Choosing what's best for you
You've got more options than ever before; it's all about sorting out an arrangement that best suits you.
If you want to get signed you may have to choose between a major record label or an independent one. If you want to go it alone you'll need to know how to fund yourself and get your music out there. Whatever your aim, this section is about getting the right deal for you.
A & R
A&R (Artist and Repertoire) are the people at a record label in charge of finding and developing new talent. They’ll sniff out the latest up-and-coming musicians and do their best to get them a hit record.
An A&R person will be the person from a record label who comes to your gigs and who is ultimately responsible for recommending that the label signs you up. They play a major part in creating a record that will (hopefully) be a big seller. Ordinarily, they will choose which producer, engineer and studio an artist will use, and will decide which of your songs are most likely to be most successful. If you’re a great performer but don’t write your own songs, they could be in charge of finding the right material for you to perform.

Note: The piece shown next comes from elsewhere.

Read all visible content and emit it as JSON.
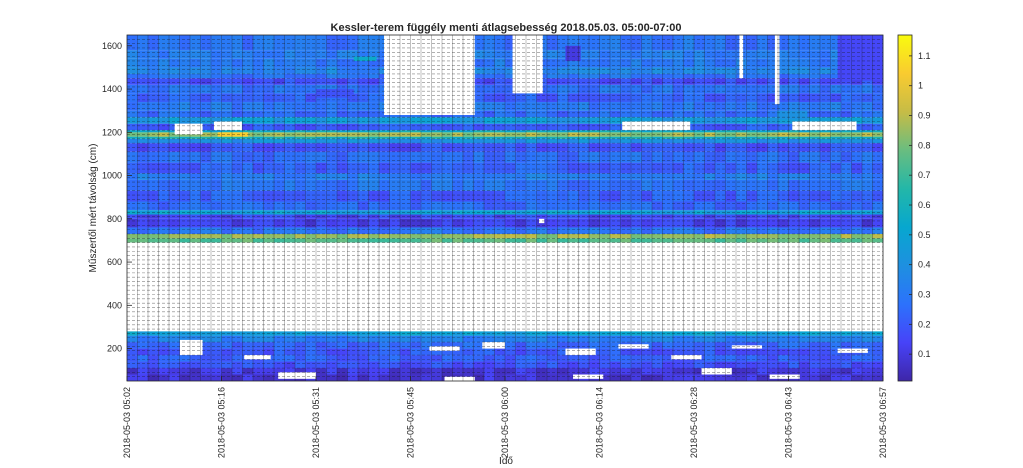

Once a record is complete, it is normally the responsibility of the A&R department to get retail sales outlets and radio excited about an artist. It’s a fiercely competitive industry and artists have an increasingly short shelf-life, so it’s become more and more common for A&R people to want artists to have an existing, sizeable following before they sign them up. For that very reason, the best way for you to make contact with an A&R person is for them to come to you. Constant touring, self-promotion and a large social network following should be enough to get you on their radar. They’ll also hear new material from trusted people in their network, including publishers and high profile artist managers, yet another reason to network as much as possible.
Different types of deal
The type of deal you’re offered will depend on how established you are, how good your existing team is and how many other labels you’re in discussions with. We’ll take a look at the most common ones offered: the distribution deal, the joint venture deal and the artist deal. You can read even more on this subject in our blog post on copyright, deals and royalties too.
Generally distribution deals are reserved for artists that are a low risk to the label. The label must be thinking: “They are going to make us loads of money; other labels are queuing up round the block to snap them up. We’d better offer them something good.” These deals normally involve a great deal for the artist, with only around 20% of the record’s sales going to the label. That’s because the bulk of the promotion, marketing, radio and video work will be funded, organised and delivered by the band and their existing team. The only thing the label is responsible for is getting the latest recordings online and in stores and collecting the money. It’s unlikely you’ll get an advance to record your next album, so you’d need plenty of cash in the bank and an experienced team around you. The band/artist will own the rights to the master copies of your tracks - so you won’t hear one of your songs on a car ad unless you give the all clear.
Joint Venture Deal
Is the next best deal available, but again it’s not easy to come by without a proven track record of success. Earnings are normally split 50-50 over three to seven years, and who owns the masters is down to negotiation. The hard work is split between the artist and the label, though the label will fund the deal - meaning they put forward the initial cost of making a new record. This cost, and any advance the artist may receive, will probably need to be paid back to the label once money starts coming in from album sales.
Is by far the most common record deal and will most likely be the first one that you’re offered. The label will do everything – including paying for you to record new material – and have complete creative control and ownership over everything you do. The artist can expect around 20% of the total sales revenue, but promotion of the record will be taken care of by the label. The band/artist will also have to pay back everything recoupable. Essentially this means that, unless the album is an enormous success and sales are through the roof, the band won’t make any money out of the deal.
It’s easy for an artist to be taken advantage of when signing a contract, so make sure you seek legal advice before signing anything. Contracts are normally prepared by the record company’s solicitors, so they serve to protect the record company’s rights, not yours. The main purpose of the deal is to give the record/production company rights to use or sell your material, though they’ll also make sure you pay the full production costs out of any possible royalties that you could receive from the sale of your songs. You could be left responsible for any outstanding cost if the record isn’t successful. Check out the Your Money and Your Rights section for further information.
Many artists see clinching a record deal as the pinnacle of their success but acts that are snatched up by labels are not guaranteed success. Of the artists signed up each year, the majority will be dropped by their label because they simply haven’t been as successful as they hoped. So it's important for any musician to realise that getting signed is just the start.